The report, titled “Tenders of Endearment,” includes many important elements that have to do with public expenditures by local and state and institutions in 2015.
The report has eight categories and includes 169 contracting authorities who have developed procedures through procurement.
Through statistics data, BIRN showed which categories spend the most from the state budget, highlighted irregularities during the procedures and cast light on cases that are under investigation.
This report also offers recommendations for relevant institutions in the procurement field and suggestions on how to improve the procurement processes.
The report authors found that the phenomenon of awarding tenders to family members and friends of politicians in power, or of procurement officials is a hallmark of the procurement process.
Shqipe Pantina, a Kosovo opposition MP who is also part of the Finance Commission of the Parliament, said that corruption is increasing in Kosovo because those who were declared guilty have not been punished.
She added that corruption is not just a perception in Kosovo, but this phenomenon has turned into organized crime.
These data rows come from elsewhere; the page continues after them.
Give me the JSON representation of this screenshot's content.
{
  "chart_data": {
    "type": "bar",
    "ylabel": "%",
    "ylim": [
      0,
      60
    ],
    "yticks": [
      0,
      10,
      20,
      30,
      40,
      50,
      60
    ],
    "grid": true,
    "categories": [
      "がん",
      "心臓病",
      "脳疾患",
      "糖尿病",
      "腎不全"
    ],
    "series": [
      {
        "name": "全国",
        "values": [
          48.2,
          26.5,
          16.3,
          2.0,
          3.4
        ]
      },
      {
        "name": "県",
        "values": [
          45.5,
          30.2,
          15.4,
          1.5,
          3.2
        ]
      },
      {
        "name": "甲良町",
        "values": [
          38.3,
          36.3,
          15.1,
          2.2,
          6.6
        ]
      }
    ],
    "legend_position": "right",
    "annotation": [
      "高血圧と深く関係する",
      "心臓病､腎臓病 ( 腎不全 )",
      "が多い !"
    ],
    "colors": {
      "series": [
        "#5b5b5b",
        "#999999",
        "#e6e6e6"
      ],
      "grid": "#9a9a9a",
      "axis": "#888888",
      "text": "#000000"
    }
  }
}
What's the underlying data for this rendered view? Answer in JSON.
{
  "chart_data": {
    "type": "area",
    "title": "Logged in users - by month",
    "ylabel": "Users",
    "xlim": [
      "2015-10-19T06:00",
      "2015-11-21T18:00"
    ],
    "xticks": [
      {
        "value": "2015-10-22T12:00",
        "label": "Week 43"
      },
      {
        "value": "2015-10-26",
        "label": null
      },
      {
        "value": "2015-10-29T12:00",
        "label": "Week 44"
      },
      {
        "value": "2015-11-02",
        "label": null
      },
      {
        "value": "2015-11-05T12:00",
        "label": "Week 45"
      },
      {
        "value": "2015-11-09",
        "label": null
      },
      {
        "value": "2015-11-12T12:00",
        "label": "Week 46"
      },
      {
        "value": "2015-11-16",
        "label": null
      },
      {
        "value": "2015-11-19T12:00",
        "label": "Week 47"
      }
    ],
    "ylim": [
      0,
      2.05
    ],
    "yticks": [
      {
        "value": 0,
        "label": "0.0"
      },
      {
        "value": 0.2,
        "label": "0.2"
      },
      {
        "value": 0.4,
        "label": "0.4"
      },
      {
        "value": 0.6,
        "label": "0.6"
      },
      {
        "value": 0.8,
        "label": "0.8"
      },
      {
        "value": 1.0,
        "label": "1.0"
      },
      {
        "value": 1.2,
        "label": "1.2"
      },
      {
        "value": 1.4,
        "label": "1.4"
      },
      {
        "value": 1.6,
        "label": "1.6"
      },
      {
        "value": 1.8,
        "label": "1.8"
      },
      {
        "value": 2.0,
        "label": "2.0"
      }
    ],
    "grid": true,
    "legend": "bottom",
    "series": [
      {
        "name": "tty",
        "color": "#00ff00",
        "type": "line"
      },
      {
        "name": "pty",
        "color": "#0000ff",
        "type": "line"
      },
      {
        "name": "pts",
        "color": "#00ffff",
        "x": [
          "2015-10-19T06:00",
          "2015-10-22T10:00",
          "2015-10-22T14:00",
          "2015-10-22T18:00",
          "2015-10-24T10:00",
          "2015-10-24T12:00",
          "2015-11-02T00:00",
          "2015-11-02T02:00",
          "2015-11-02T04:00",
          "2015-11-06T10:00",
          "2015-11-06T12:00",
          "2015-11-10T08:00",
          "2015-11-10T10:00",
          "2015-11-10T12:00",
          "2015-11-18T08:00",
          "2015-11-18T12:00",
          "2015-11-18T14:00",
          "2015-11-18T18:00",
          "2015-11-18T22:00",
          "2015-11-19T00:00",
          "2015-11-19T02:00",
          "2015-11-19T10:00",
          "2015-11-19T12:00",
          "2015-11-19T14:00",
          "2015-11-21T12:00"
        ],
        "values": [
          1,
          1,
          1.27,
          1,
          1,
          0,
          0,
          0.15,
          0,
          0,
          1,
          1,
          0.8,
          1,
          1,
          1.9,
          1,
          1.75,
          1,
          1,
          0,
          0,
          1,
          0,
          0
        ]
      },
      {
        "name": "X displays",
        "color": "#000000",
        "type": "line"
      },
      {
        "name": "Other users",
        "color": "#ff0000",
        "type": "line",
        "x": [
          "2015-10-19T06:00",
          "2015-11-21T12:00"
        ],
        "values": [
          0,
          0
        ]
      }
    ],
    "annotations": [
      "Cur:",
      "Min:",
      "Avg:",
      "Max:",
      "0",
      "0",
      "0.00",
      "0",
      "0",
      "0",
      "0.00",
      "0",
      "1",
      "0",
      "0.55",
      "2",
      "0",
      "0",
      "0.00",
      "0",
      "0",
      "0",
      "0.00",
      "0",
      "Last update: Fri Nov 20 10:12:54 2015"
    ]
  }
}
BIRN Kosovo Executive Director Jeta Xharra, said that despite the fact that public opinion is becoming aware of reporting abuse and corruption, the budget is still suffers from dishonourable procurement.
“Public money is one of the ways that people in power get rich but their abuse of public money is becoming intolerable for citizens. The more time passes, the more the citizens’ will to report abuse of public money is growing,” said Xharra.
The General Auditor in Kosovo, Besnik Osmani, said that the institutions that abuse the budget should be punished with a smaller budget the following year.
According to the co-author of the report Florina Ujupi, Kosovo institutions need to work urgently in raising human and technological capacities in the procurement sector and in fostering collaboration between procurement professionals and judges and prosecutors.
In the report there are infographics that show the statistics about the tenders published by the Public Procurement Regulatory Commission (PPRC) in which the pending differences between institutions are made plain.
The report also presents a few monitored court sessions about procurement and analyzes contracts in which the contracting had violated the administrative guideline of PPRC by publishing tenders without a set amount.
This is BIRN’s second annual report on public procurement. Last year’s was titled “Hidden Tenders”.